俺たちが駆け付けた時には処置は終わっていたが面会謝絶の立ち入り禁止になっていて、泣き止まないマネ子ちゃんを万さんが必死になだめていた。
「モモ……」
ユキが心配そうな顔で俺を見る、ユキにこんな顔なんてさせたくないのに、俺は何も言えなかった。
名無しさんは俺の彼女だ。
二歳年下の彼女は、小鳥遊事務所の事務員で主に万さんやマネ子ちゃんの補佐をしている。
俺は収録の時に彼女に頑張る彼女に一目ぼれをして、一生懸命ご飯誘って、やっとOKもらって二年の時間を過ごした後やっと恋人になることができた。

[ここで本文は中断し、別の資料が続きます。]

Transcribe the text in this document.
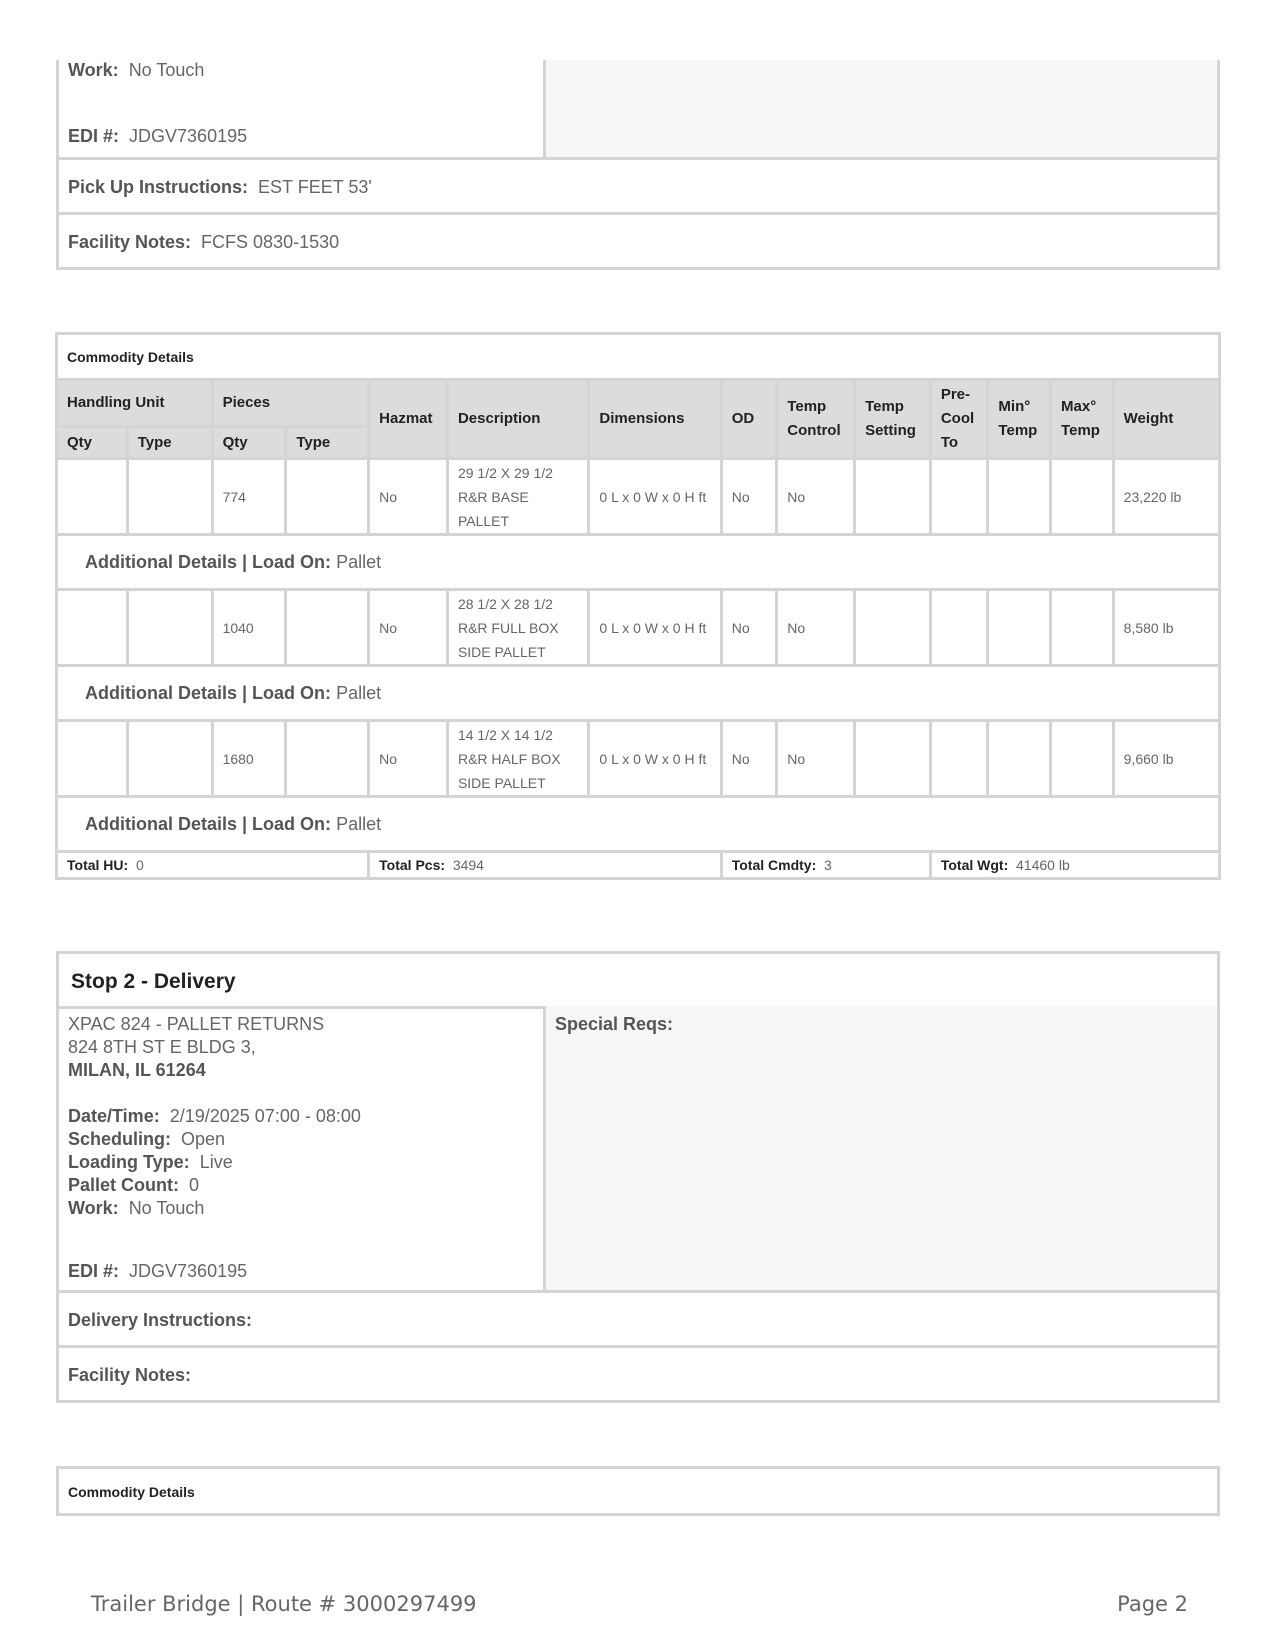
Work: No Touch
EDI #: JDGV7360195
Pick Up Instructions: EST FEET 53'
Facility Notes: FCFS 0830-1530
Commodity Details													
Handling Unit		Pieces		Hazmat	Description	Dimensions	OD	Temp Control	Temp Setting	Pre-Cool To	Min° Temp	Max° Temp	Weight
Qty	Type	Qty	Type										
		774		No	29 1/2 X 29 1/2 R&R BASE PALLET	0 L x 0 W x 0 H ft	No	No					23,220 lb
Additional Details | Load On: Pallet													
		1040		No	28 1/2 X 28 1/2 R&R FULL BOX SIDE PALLET	0 L x 0 W x 0 H ft	No	No					8,580 lb
Additional Details | Load On: Pallet													
		1680		No	14 1/2 X 14 1/2 R&R HALF BOX SIDE PALLET	0 L x 0 W x 0 H ft	No	No					9,660 lb
Additional Details | Load On: Pallet													
Total HU: 0				Total Pcs: 3494			Total Cmdty: 3			Total Wgt: 41460 lb			
Stop 2 - Delivery
XPAC 824 - PALLET RETURNS
824 8TH ST E BLDG 3,
MILAN, IL 61264
Date/Time: 2/19/2025 07:00 - 08:00
Scheduling: Open
Loading Type: Live
Pallet Count: 0
Work: No Touch
EDI #: JDGV7360195
Special Reqs:
Delivery Instructions:
Facility Notes:
Commodity Details
Trailer Bridge | Route # 3000297499	Page 2
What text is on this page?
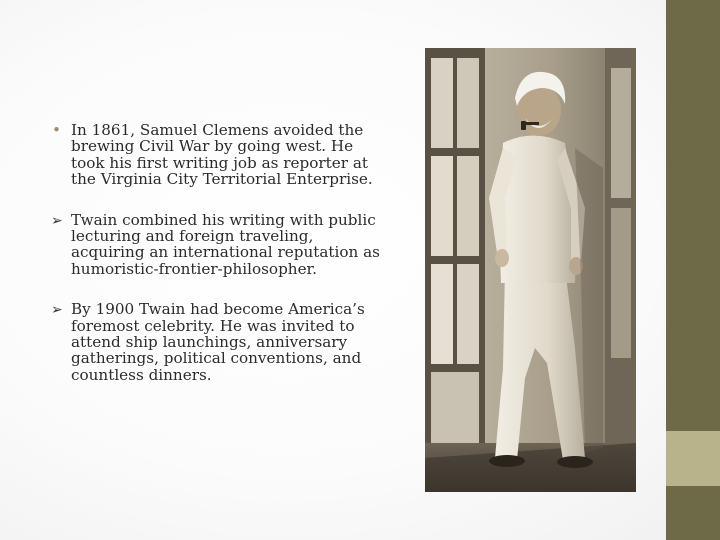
• In 1861, Samuel Clemens avoided the brewing Civil War by going west. He took his first writing job as reporter at the Virginia City Territorial Enterprise.
➢ Twain combined his writing with public lecturing and foreign traveling, acquiring an international reputation as humoristic-frontier-philosopher.
➢ By 1900 Twain had become America’s foremost celebrity. He was invited to attend ship launchings, anniversary gatherings, political conventions, and countless dinners.
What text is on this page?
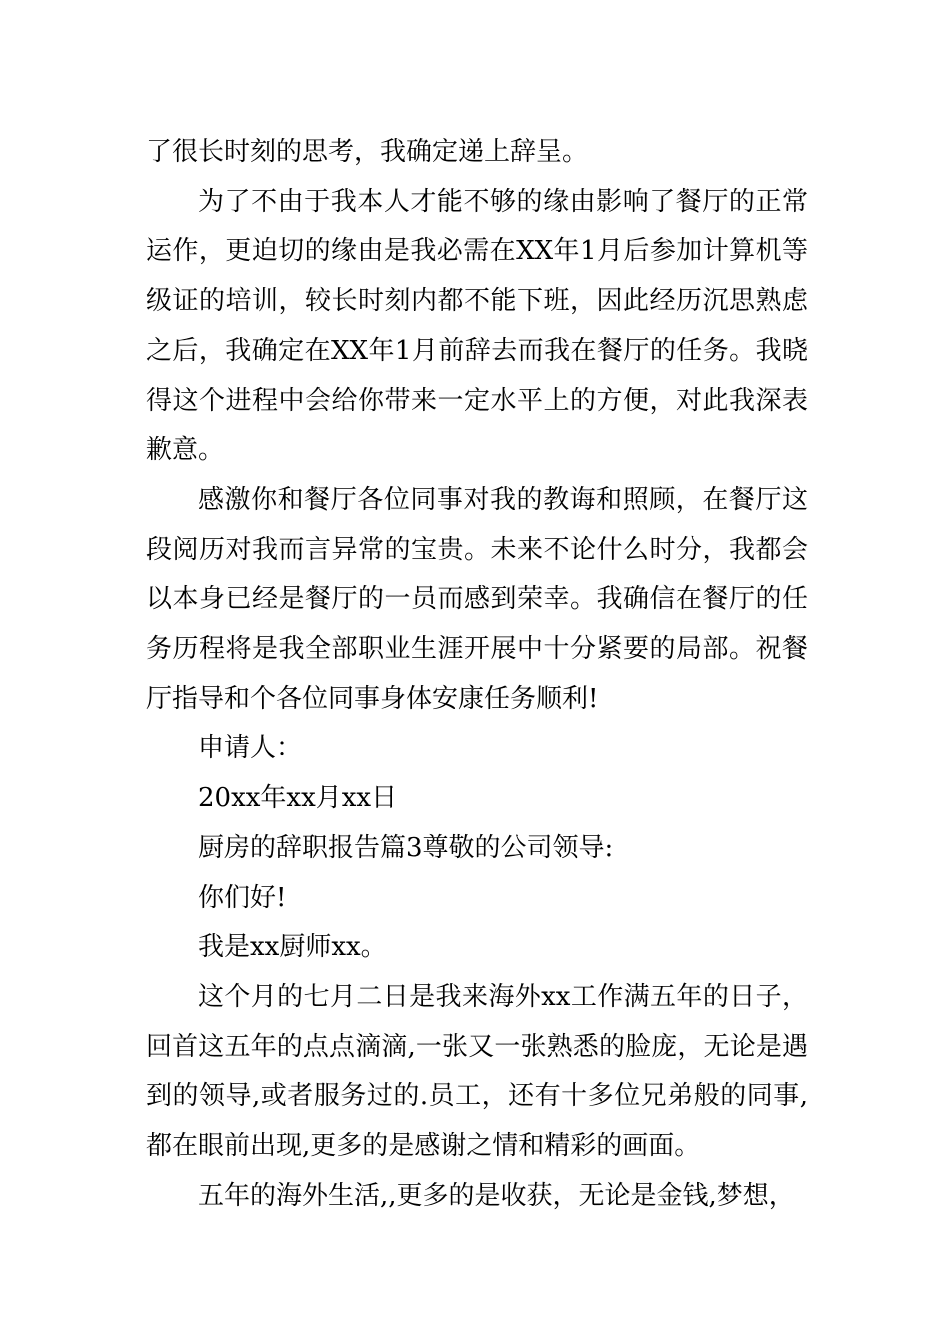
了很长时刻的思考，我确定递上辞呈。

为了不由于我本人才能不够的缘由影响了餐厅的正常运作，更迫切的缘由是我必需在XX年1月后参加计算机等级证的培训，较长时刻内都不能下班，因此经历沉思熟虑之后，我确定在XX年1月前辞去而我在餐厅的任务。我晓得这个进程中会给你带来一定水平上的方便，对此我深表歉意。

感激你和餐厅各位同事对我的教诲和照顾，在餐厅这段阅历对我而言异常的宝贵。未来不论什么时分，我都会以本身已经是餐厅的一员而感到荣幸。我确信在餐厅的任务历程将是我全部职业生涯开展中十分紧要的局部。祝餐厅指导和个各位同事身体安康任务顺利!

申请人：

20xx年xx月xx日

厨房的辞职报告篇3尊敬的公司领导:

你们好!

我是xx厨师xx。

这个月的七月二日是我来海外xx工作满五年的日子，回首这五年的点点滴滴,一张又一张熟悉的脸庞，无论是遇到的领导,或者服务过的.员工，还有十多位兄弟般的同事,都在眼前出现,更多的是感谢之情和精彩的画面。

五年的海外生活,,更多的是收获，无论是金钱,梦想，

もちろんおかりんからも万さんからも、釘は刺されたけれど、結局みんな俺達の中を応援してくれていて、ユキの隣でRe:valeを続けられて、万さんにも会えて可愛い後輩たちもいて、名無しさんもいて、本当に本当にハッピーな毎日。
なのに今日、IDOLISH7のみんなとの収録の打ち合わせをしているときにセットの一部が俺の方に倒れてきて、ユキの叫び声を聞いた時には俺は何かに飛ばされて……
名無しさんだった。
名無しさんが俺をかばってセットの下敷きになったって分かったのは彼女が救急車で運ばれてからだった。
「名無しさんさんの容体は?」
「とりあえずは大丈夫です、ただ意識が戻らなくて……」
意識が戻らない?今にも倒れそうな俺の肩を誰かが支えてくれた。
「モモ、しっかりしろ、大丈夫だから」
「ユキ……、でも、名無しさんは俺のせいで……」
「モモのせいじゃない、誰も悪くない、事故だ。モモは悪くない、命に別状はないとのことだからしばらくすれば目を覚ますはずだ」
「こんな時にすみません。さっきの収録はとりあえず延期になりました。だけどこの後のRe:valeの仕事はどうしてもキャンセルすることができません……」
「オカリン、どうにかならないの?こんな状態のモモを連れて行くわけにはいかない」
「僕も、できるなら側にいさせてあげたいです。だけど……」
オカリンが申し訳なさそうに俺を見る、優しいオカリンのことだ。きっと先方にすごく掛け合ってくれたんだろう。
だけどさすがに恋人が事故にあったからなんて言えるわけがないし、向こうもそれなりの理由じゃなきゃ納得するはずがない。
あの扉の向こうに名無しさんがいるのに、会いに行けないなんて……。
「だけど……」
「俺なら大丈夫だよ、行こう、ユキ、オカリン」
「モモ、大丈夫なわけがないだろう!」
「ユキは心配性だな、俺なら大丈夫!マネ子ちゃん、バンさん、名無しさんのことよろしくお願いします」
「百さん……」
「……分かった、目が覚めたら一番に百君に連絡するからここは任せて」
バンさんにもう一度頭を下げて、俺はオカリンとユキに行こうと声をかける。
「すみません、百君」
「オカリンのせいじゃないし、お仕事だから仕方ないよ!」
隣にいるユキの目線がいたい、ユキの言いたいことは分かってるし、きっとユキは今、バンさんが事故にあったときのことを思い出してる。